Most impressively, perhaps, they display an intimate knowledge of local history, while framing their grievances within the larger context of the struggle of the Ait Atta tribal confederation against French colonial conquest, and the subsequent expropriation of collective lands—a policy that was continued by the independent Moroccan state after independence in 1956. This is, of course, part of the larger Amazigh narrative. They also refer to a specific ethnic grievance: the authorities bringing in Arab workers from another regions to replace local labor.
While one of them emphasized that theirs was a social protest, and not a political movement as such, he acknowledged that, for him, the movement was inseparable from the larger themes of promoting both Amazigh identity and democracy. Outside support—mostly moral—comes from sympathetic Europeans and Amazigh associations such as Tamaynut, but the degree of interaction and coordination with other civil society groups has actually declined since 2011, they said, owing to preventative actions taken by the authorities.1 Recent actions include preventing a delegation of the French branch of Tamaynut from visiting the site, and the arrest of two activists who had left the encampment to seek medical attention in the town of Tinghir, 30 kilometers away.

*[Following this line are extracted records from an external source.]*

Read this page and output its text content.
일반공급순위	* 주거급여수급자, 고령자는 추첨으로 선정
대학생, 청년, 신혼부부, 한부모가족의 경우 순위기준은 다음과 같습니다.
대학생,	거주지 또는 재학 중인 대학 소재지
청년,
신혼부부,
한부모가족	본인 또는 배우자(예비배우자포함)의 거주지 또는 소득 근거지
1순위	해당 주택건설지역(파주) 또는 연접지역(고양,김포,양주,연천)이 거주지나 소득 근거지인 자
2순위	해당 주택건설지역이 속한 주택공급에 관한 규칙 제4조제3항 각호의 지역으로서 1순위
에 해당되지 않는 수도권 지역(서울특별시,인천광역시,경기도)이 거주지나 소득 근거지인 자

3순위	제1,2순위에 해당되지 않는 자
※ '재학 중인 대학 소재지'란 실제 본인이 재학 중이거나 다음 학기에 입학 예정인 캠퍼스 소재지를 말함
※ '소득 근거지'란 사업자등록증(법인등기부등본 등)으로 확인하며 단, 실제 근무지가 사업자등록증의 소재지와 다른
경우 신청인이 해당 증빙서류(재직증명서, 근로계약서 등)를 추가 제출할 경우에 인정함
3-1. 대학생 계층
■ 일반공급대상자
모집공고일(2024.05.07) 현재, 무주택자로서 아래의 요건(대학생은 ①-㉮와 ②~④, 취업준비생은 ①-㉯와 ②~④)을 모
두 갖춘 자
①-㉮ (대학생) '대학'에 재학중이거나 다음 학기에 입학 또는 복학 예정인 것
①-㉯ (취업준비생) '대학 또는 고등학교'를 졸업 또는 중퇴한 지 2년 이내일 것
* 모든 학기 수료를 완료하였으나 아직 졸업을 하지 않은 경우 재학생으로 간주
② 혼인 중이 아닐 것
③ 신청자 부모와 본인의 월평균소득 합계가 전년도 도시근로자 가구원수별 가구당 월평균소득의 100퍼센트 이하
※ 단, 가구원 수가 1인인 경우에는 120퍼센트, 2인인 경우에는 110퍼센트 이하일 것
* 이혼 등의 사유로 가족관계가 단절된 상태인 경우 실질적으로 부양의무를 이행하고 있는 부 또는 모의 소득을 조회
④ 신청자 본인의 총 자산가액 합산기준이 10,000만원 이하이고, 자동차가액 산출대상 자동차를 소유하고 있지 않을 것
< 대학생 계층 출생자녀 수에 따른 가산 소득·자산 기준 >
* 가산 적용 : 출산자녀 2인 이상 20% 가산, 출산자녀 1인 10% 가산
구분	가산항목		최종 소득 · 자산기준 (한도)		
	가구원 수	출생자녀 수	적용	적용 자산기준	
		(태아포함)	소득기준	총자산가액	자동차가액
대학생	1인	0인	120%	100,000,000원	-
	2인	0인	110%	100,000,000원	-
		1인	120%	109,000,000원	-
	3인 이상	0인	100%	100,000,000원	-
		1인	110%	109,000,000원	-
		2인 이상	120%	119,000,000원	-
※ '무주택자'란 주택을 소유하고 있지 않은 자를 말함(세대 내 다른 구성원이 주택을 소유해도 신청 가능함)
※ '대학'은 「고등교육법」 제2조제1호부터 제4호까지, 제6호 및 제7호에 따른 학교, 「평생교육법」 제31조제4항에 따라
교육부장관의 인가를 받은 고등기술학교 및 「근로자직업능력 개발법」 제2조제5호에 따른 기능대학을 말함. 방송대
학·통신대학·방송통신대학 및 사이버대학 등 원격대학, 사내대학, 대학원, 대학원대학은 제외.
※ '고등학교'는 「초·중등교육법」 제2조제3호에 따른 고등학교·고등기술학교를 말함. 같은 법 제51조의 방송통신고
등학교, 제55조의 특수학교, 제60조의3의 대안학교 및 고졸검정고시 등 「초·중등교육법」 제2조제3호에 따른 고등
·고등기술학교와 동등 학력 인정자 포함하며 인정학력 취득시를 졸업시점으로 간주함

In late November 2014, the heaviest storms to hit Morocco in decades resulted in sudden massive floods in the south of the country, in the foothills of the Anti Atlas Mountains. Over 50 people perished, hundreds of homes were destroyed or heavily damaged, livestock was lost and numerous roads were washed away. Although the authorities undertook rescue and relief operations, they were generally deemed insufficient and part of a larger pattern of neglect. People were particularly angered by the use of a garbage truck to remove many of the dead bodies. One month afterwards in downtown Casablanca, approximately 200 Amazigh activists from around the country, male and female together, demonstrated in solidarity with the victims of the floods and denounced the authorities’ treatment of them. Their chants included the following: “We are not Arab”, and “Men and Women are equal”; they had signs that read, “Billions go to Palestine and we seek sugar so we can eat”, and, “We are the natives to the land, we want our rights.”2 The demonstrators were met by a large number of policemen, who roughed some of them up and arrested a few more.
Overall, it appears that the Amazigh movement’s efforts to address the very real insecurity facing the Amazigh population in the Moroccan periphery, and to do so in ways that will support the movement’s overall goals, remain Sisyphean. The activists are held back by both exogenous and endogenous factors. Still, given the increasingly contested public space of today’s Morocco, the state’s partial legitimation of Amazigh identity, and the very real issues of insecurity in the mostly Amazigh periphery, it would be foolish to assume that local protests will remain limited and easily containable in the future. That, after all, is what a lot of people said about another non-Arab, fissiparous mountain folk just a few years ago: the Kurds.
1Drawn from email interviews I conducted with three participants in the protests.
2A journalist present at the protests conveyed this to me.